心配かけちゃったかなぁ? ミルルンが起きたら、『めちゃくちゃ元気!』って言わないと。
実際めちゃくちゃ元気だし! もうどこも痛くないし!!
私は代理医務室を見渡して、トモル先生の姿を探してみたけど............目に入ったのは彼じゃなかった。
「......すぅー............」
ベッドの横に座り込んで、私の布団の端に突っ伏して、小さく寝息を立ててるのは......げ、幻覚じゃないよね? 一応確かめさせて??
灰色がかった茶色の髪。三日月型のアホ毛。ちゃんと触れられて、さらさらしてる。
ほっぺもつんってしてみる。もちってしてる。
オリーブくんも、もうどこも怪我してないみたいだった。
「はぁあぁぁあ~~......よかったぁ......!!」
私は両手を胸に当てた後、布団に向かって思いっきりため息をついた。
生きてる。私も、オリーブくんも。
私たち、無事あのダンジョンから抜け出せたんだ......! 帰ってこれたんだ......!!
気を失ってる間に何が起こったのかわかんないけど、多分誰かが見つけてくれたんだろうな。
先生かな? それともミルルン?
なんだかんだ、なんとかなるとは思ってたけど......今回は流石にちょ~っと危なかったなぁ。ちょっとだけ死ぬかと思ったな。

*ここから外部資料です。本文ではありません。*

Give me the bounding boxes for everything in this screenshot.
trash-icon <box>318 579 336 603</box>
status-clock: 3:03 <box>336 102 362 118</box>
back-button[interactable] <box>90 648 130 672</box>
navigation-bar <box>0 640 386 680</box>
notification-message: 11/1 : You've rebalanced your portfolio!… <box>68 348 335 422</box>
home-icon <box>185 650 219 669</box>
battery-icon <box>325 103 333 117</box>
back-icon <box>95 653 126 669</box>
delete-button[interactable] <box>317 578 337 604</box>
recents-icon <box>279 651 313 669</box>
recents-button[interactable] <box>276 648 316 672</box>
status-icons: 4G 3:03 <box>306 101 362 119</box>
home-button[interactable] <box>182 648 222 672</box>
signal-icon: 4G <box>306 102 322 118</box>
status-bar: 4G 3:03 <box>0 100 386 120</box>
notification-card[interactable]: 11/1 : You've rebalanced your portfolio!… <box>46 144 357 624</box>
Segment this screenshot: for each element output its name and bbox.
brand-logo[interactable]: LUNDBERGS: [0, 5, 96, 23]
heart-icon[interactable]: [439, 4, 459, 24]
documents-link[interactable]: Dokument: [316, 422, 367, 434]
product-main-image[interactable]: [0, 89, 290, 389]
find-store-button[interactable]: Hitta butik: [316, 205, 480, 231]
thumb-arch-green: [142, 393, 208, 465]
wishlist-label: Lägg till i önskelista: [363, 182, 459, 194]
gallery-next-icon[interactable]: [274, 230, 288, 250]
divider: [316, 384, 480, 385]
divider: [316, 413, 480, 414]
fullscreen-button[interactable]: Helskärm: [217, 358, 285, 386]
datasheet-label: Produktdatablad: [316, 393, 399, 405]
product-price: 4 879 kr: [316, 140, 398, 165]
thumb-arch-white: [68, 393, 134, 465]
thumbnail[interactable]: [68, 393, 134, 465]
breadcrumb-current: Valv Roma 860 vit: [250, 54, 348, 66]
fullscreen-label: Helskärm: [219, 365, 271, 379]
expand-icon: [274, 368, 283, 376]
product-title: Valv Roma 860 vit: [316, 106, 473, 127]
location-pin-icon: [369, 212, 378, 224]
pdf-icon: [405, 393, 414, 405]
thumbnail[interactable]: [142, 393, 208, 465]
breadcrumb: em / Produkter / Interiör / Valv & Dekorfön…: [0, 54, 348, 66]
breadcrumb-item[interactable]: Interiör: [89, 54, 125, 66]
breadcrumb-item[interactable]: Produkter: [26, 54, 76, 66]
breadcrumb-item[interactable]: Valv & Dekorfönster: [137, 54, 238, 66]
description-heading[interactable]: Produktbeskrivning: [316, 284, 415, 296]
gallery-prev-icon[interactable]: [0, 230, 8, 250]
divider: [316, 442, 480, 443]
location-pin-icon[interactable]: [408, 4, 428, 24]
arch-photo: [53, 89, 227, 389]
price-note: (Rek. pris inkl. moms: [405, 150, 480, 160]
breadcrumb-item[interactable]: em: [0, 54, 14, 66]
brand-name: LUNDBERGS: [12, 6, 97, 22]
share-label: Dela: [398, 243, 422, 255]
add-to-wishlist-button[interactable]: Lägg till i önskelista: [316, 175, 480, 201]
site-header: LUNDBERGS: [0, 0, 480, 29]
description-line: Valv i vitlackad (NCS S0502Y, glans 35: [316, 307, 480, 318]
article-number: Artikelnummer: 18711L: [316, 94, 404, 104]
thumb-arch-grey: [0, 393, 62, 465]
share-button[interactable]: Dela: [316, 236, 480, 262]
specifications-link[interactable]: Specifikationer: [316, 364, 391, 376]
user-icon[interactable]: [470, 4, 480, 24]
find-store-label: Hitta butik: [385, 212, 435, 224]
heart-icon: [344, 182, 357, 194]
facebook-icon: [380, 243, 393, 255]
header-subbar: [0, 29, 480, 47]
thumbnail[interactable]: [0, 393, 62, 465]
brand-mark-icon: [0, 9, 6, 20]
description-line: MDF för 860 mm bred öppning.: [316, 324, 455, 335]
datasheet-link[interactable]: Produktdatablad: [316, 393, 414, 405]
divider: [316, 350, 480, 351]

『あんたの口の中に、この「ニトロ花」を入れてあげる。胃の中で爆破させてあげる』
『吐き出そうとしても無駄よ。ちゃんと飲み込むまで殴るから』
うぇ~い! 悪霊さん見てる~~? 五体満足ですよーー! 生還しちゃいましたよーー!
あ、はははっ......。
......。
......流石に......
「......こわ......かったぁ......っ......」
「お前は独り言が多いですね」
「うぎゃぁぁああぁぁぁあぁぁぁあーーーーーーーーーーっ!?!?!?!?!?」
真横で声が聞こえたから、つい後ずさろうとして、ミルルンをベッドから落っことしちゃいそうになる。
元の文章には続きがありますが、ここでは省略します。